Elsewhere in the country, contemporary musicians such as Sidd Coutto and Vasuda Sharma and even Carnatic musician Mahesh Vinayakram have started dabbling with the loop station to produce new types of solo acts.

“Live looping is a gorgeous spectacle to watch as you hear the track being made stage by stage. It adds more value,” says Viraaj Braganza, 31, a music enthusiast and creative director at an ad agency.

The loop station, a device that has been used around the world by beatboxers, a capella artists and by guitarists for textural effects since the 1980s, is the latest entrant on the music scene in India, as musicians from diverse backgrounds deploy it to enhance their live performances.

Music lovers in India first got a taste of its effects in 2010, when beatboxing sensation Shlomo from the UK and Dub FX from Australia performed.
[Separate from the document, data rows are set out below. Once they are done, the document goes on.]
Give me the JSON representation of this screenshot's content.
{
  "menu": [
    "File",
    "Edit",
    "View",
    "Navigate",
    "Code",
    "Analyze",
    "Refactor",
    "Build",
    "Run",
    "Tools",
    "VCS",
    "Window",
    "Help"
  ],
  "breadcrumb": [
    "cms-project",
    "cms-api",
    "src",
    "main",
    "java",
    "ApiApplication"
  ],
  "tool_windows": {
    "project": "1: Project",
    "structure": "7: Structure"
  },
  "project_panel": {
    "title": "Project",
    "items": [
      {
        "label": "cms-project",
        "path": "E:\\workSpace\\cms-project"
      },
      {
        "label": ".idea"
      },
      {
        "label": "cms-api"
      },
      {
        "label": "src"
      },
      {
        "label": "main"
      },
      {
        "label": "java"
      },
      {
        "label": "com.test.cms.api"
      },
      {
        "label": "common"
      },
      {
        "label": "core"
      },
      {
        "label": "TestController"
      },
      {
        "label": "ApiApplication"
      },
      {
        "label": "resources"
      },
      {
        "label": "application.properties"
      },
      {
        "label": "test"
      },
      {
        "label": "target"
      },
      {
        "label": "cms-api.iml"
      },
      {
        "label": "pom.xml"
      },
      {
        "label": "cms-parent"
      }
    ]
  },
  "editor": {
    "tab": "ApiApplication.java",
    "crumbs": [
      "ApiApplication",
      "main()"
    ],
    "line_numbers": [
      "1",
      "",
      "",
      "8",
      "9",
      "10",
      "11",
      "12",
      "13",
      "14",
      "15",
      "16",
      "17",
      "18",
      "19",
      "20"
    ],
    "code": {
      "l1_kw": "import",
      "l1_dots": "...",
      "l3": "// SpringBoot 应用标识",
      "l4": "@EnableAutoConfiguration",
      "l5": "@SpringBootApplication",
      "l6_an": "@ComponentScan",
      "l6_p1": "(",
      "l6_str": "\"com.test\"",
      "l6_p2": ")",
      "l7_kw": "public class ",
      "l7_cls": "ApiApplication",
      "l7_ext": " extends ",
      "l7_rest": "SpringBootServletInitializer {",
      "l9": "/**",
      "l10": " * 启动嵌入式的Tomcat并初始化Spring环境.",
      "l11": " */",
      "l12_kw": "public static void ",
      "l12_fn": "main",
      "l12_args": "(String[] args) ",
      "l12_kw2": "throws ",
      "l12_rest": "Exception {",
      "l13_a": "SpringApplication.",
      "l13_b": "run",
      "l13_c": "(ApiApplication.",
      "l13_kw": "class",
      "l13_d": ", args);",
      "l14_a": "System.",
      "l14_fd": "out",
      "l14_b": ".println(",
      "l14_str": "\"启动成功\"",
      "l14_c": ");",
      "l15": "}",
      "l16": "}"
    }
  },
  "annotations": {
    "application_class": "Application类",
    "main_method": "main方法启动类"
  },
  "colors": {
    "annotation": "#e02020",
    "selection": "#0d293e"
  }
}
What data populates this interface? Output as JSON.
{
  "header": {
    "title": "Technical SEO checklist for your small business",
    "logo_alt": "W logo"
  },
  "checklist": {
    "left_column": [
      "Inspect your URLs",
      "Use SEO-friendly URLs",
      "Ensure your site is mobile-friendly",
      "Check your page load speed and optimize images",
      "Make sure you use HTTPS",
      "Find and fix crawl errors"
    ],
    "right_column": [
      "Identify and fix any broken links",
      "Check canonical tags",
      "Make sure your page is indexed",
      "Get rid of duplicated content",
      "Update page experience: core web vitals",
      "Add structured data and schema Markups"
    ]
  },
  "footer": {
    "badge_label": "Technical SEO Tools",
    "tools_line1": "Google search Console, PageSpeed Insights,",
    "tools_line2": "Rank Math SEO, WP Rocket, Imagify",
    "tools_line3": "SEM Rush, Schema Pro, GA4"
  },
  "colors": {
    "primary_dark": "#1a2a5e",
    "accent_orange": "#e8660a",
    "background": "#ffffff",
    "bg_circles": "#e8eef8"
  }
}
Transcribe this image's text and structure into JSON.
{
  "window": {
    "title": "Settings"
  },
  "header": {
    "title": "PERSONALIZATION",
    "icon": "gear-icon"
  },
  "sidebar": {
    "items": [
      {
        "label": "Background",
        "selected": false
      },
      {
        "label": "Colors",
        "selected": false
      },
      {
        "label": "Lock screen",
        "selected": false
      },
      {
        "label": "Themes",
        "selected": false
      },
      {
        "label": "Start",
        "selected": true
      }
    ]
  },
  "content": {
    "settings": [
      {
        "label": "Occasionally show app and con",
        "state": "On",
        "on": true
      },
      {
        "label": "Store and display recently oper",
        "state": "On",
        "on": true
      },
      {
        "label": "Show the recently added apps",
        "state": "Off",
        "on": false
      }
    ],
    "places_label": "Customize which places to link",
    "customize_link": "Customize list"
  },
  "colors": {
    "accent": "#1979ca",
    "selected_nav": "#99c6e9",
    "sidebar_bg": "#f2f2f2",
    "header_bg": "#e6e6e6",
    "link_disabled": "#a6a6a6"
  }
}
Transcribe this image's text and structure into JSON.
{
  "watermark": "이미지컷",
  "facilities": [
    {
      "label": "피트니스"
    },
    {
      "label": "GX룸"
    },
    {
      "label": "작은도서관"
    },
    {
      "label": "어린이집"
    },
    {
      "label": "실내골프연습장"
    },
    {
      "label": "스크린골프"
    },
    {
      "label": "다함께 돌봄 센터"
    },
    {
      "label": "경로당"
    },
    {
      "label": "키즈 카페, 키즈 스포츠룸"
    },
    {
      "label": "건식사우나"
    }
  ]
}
The audience stood entranced as Dub FX pressed a foot pedal on the device to alternate between vocals, bass, drums, harmonies and textures.

“The audience likes watching these performances,” says Laiq Qureshi, director of Inroom Records, which, over the past two years, has brought down Dub FX and Bristol beatboxer Mr Woodnote, who creates beats and bass lines on the spot using the loop station, meshed with live saxophone.“Dub FX and Mr Woodnote both explained the technique before they performed. That got people even more engrossed,” says Qureshi.

Singer-songwriter Vasuda Sharma was one of the first Indian artists to use a loop station, in August 2010.

“I think its charm, for the audience and the artists, is that you can do almost anything with it if you use your creativity,” she says. “And each user can bring to it something entirely different.”

Shri, who began using the loop station in India in August 2011, performed the world premiere of his new solo act, Shrilektric, at Bonobo with the help of the loop station and says it allowed him to communicate more directly with his audience.

“With the loop station, I can create and put out there exactly what I am hearing in my head,” he says. “You can never truly do that with other musicians because even the greatest musician is not going to understand you 100%.” Live looping, he adds, also offers the audience a glimpse of the process, a sort of ‘music processor’ that enables them to see how sound is moulded.

Music enthusiast Kiran Makhija, 25, a business development manager at a digital marketing agency, would agree. “It’s thrilling to watch an artist virtually create a finished track live, all by himself,” she says. “At each performance you get to hear a new music piece with a different sound. It’s very exciting to see it all come together, and is definitely adding an edgy new element to the live music scene.”

So what’s next for the loop station? “Who knows which artist from which genre will pick it up next,” says Shri, laughing. “Maybe [classical flautist] Hariprasad Chaurasia.”